Gallipoli became a defining moment in the history of the Anzacs, revealing characteristics that both countries came to use to define their soldiers: endurance, determination, initiative and camaraderie.

On the European front line, there was a new development. Though all sides had signed the Hague Convention, which prohibited the use of chemical weapons, the first use of them was against the French at Ypres in April 1915.

The Germans released chlorine gas into the French trenches. The green-yellow cloud killed many and caused others to flee in panic, creating an undefended four-mile gap in the Allied line. The Germans were unprepared for the level of their success and lacked resources to exploit the opening.

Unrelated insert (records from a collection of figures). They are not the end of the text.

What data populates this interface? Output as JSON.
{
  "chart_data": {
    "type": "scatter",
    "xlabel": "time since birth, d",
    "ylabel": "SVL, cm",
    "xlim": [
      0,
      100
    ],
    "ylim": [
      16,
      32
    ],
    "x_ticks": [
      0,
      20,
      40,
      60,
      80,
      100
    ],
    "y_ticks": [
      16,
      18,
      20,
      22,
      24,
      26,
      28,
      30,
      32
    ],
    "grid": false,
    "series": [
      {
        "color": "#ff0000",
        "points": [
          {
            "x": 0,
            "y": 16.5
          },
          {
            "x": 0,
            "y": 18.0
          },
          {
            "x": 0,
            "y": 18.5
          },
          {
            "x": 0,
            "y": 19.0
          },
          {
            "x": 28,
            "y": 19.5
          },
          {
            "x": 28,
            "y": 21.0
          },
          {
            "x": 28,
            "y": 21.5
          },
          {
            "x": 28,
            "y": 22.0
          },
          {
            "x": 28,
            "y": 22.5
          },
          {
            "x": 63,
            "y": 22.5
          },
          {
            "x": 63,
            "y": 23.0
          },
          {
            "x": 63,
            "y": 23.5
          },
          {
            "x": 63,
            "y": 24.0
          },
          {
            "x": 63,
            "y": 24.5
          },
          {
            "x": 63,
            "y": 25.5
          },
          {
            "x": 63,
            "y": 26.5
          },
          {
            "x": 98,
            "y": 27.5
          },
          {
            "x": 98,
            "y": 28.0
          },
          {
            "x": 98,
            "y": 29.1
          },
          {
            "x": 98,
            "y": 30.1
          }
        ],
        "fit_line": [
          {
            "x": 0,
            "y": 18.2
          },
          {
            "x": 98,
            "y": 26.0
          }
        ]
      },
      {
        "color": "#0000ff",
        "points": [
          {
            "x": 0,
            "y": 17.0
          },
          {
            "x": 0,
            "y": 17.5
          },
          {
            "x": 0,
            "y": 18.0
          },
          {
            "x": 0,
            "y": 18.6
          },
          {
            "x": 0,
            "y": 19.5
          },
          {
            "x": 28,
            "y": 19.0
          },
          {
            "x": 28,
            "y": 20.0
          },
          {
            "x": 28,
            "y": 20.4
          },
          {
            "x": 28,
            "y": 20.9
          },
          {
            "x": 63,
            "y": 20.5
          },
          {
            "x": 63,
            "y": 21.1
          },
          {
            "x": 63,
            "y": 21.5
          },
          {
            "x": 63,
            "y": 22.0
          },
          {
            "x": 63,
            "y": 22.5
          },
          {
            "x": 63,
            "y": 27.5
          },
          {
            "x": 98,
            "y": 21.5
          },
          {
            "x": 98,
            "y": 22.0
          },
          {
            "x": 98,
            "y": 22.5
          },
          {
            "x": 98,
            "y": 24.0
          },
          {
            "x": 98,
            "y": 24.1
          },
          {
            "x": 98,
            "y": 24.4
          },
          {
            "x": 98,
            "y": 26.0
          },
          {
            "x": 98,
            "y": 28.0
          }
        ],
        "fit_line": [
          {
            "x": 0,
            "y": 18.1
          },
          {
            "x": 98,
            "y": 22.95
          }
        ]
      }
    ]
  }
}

Gas masks were introduced in response and the British retaliated by developing their own chlorine gas and using it at the Battle of Loos in September 1915, though winds led to more British casualties from the gas than German.

French, British and German forces all escalated the use of gas attacks through the rest of the war, developing the more deadly phosgene gas, then the infamous mustard gas in 1917, which could linger for days and could kill slowly and painfully.

It was also the war that saw specialised combat aeroplanes introduced. On April 1 the French pilot Roland Garros – after whom the venue for the French Open tennis championships is named – became the first pilot to shoot down an enemy aircraft by using a machine-gun that shot forward through the propeller blades, though many bullets were deflected.

Several weeks later Garros force-landed behind German lines. His plane was sent to Dutch engineer Anthony Fokker, who soon produced a significant improvement in which the machine gun was synchronised with the propeller so it fired in the intervals when the blades were out of the line of fire.

This advance was ushered into service in the Fokker E.1. as both sides sought dominance of the air. It produced the cult of the flying ace, the most famous being Manfred von Richtofen – The Red Baron.

For the ordinary “Tommy” and his soldiers on both sides, though, there was no such glamour in the trenches; and as the war reached the end of 1915, there was much more suffering to come.